Li Shihong, Li Zhizhong, Hou Xuejian, Sun Junping, Kang Lihui, Cheng Yutong, Tao Ying, Li Zhao, Chen Xuanzu, Zhang Donghua, Yan Xianliang, Wang Su, Gao Yulong, Wang Qian, Lin Yun, Yin Chengqian, Zhang Jingmei, Gao Yun, Huang Ji, Wu Xiangyu, Li Nan, Su Wang, Liu Honghong, Sun Tao
Department of Cardiology, Beijing An Zhen Hospital, Capital Medical University, Beijing, China.
J Int Med Res. 2019 Aug;47(8):3905-3917. doi: 10.1177/0300060519842777. Epub 2019 Jun 13.
To evaluate the safety and cost of early discharge compared with ordinary discharge in patients with diabetes mellitus (DM) following percutaneous coronary intervention (PCI) for acute coronary syndrome.
We performed a retrospective analysis of prospectively collected data from 474 patients with DM who were discharged from hospital following PCI at a regional center between 2012 and 2015.
A total of 192 patients (40.5%) were included in the early discharge group and 282 patients (59.5%) were included in the ordinary group. Mortality and morbidity after PCI were recorded. Kaplan–Meier analysis showed similar prognosis between the two groups at 30 days and at 1 year after discharge. However, hospitalization expenses for the regular discharge group were significantly higher than those of the early discharge group (RMB65,750 vs. RMB50,983).

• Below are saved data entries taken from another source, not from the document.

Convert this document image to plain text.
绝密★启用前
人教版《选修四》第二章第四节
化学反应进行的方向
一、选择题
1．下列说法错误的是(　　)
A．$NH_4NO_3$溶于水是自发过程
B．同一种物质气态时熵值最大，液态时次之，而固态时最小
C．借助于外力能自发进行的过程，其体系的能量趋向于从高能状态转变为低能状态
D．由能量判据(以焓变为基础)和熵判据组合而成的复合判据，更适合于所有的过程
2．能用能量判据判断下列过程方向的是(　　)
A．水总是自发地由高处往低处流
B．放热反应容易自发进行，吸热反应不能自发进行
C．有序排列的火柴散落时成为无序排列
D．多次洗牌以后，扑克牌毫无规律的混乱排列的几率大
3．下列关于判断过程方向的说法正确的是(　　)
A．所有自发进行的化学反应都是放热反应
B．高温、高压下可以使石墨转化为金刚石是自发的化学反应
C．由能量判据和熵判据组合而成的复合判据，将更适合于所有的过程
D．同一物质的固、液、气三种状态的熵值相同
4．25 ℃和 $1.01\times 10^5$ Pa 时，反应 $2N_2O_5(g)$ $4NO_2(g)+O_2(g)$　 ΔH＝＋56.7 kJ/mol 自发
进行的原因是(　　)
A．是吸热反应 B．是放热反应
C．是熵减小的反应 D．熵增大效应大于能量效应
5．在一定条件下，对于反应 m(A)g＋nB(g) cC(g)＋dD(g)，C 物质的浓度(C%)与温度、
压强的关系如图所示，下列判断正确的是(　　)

Our findings demonstrate that early discharge of patients with DM following PCI for acute coronary syndrome is safe compared with ordinary discharge, and may reduce hospitalization costs.

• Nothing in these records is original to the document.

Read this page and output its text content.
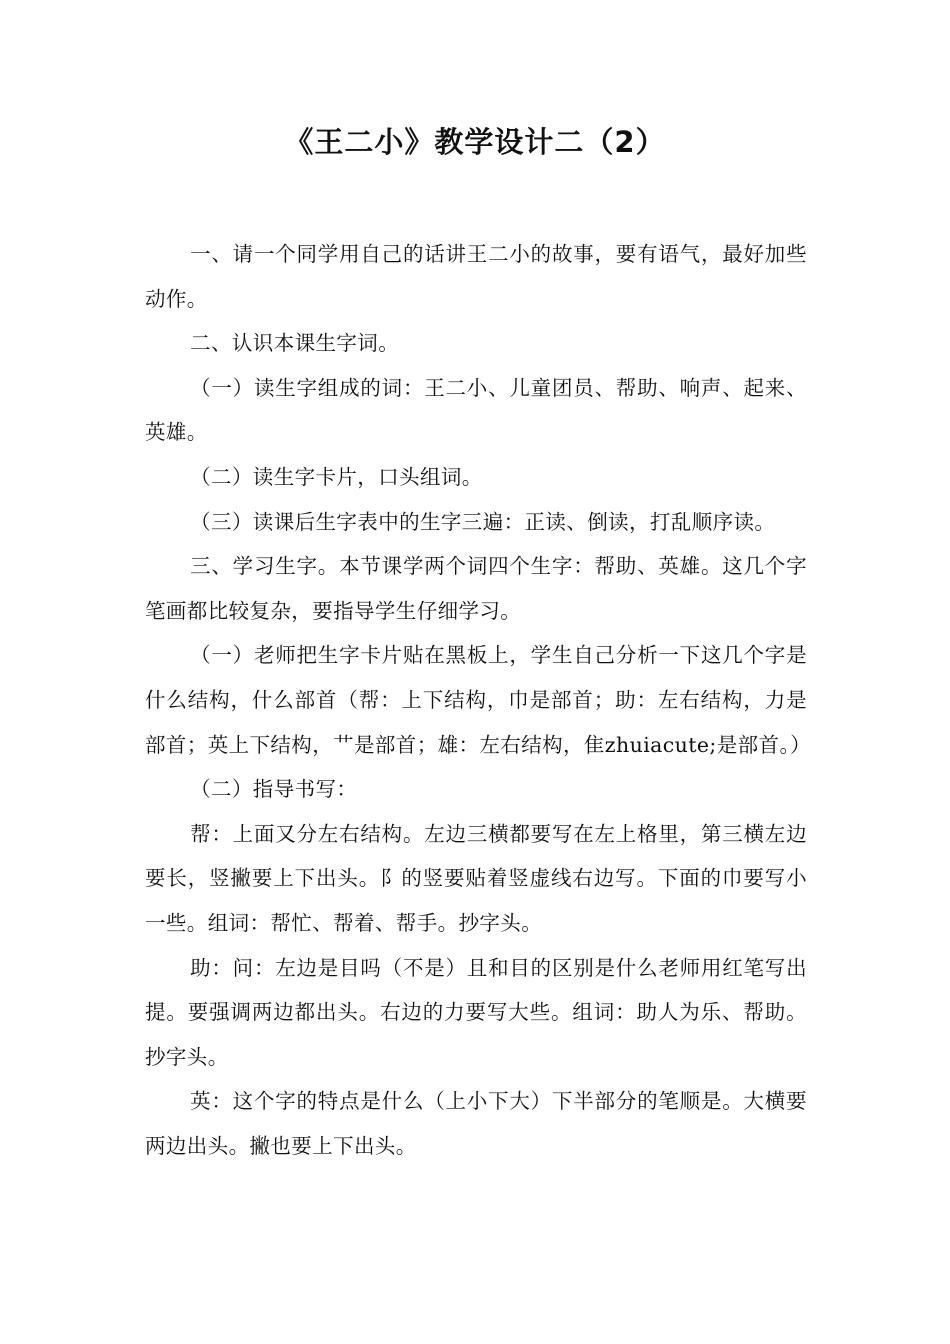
《王二小》教学设计二（2）

一、请一个同学用自己的话讲王二小的故事，要有语气，最好加些动作。

二、认识本课生字词。

（一）读生字组成的词：王二小、儿童团员、帮助、响声、起来、英雄。

（二）读生字卡片，口头组词。

（三）读课后生字表中的生字三遍：正读、倒读，打乱顺序读。

三、学习生字。本节课学两个词四个生字：帮助、英雄。这几个字笔画都比较复杂，要指导学生仔细学习。

（一）老师把生字卡片贴在黑板上，学生自己分析一下这几个字是什么结构，什么部首（帮：上下结构，巾是部首；助：左右结构，力是部首；英上下结构，艹是部首；雄：左右结构，隹zhuiacute;是部首。）

（二）指导书写：

帮：上面又分左右结构。左边三横都要写在左上格里，第三横左边要长，竖撇要上下出头。阝的竖要贴着竖虚线右边写。下面的巾要写小一些。组词：帮忙、帮着、帮手。抄字头。

助：问：左边是目吗（不是）且和目的区别是什么老师用红笔写出提。要强调两边都出头。右边的力要写大些。组词：助人为乐、帮助。抄字头。

英：这个字的特点是什么（上小下大）下半部分的笔顺是。大横要两边出头。撇也要上下出头。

评估急性冠脉综合征患者经皮冠状动脉介入治疗(PCI)后,糖尿病(DM)患者早期出院与普通出院相比的安全性及费用情况。
我们对2012年至2015年间在某地区中心接受PCI治疗后出院的474例DM患者的前瞻性收集数据进行了回顾性分析。
早期出院组共纳入192例患者(40.5%),普通组纳入282例患者(59.5%)。记录PCI后的死亡率和发病率。Kaplan-Meier分析显示,两组在出院后30天和1年时预后相似。然而,普通出院组的住院费用显著高于早期出院组(65,750元对50,983元)。
我们的研究结果表明,急性冠脉综合征患者PCI后,DM患者早期出院与普通出院相比是安全的,且可能降低住院费用。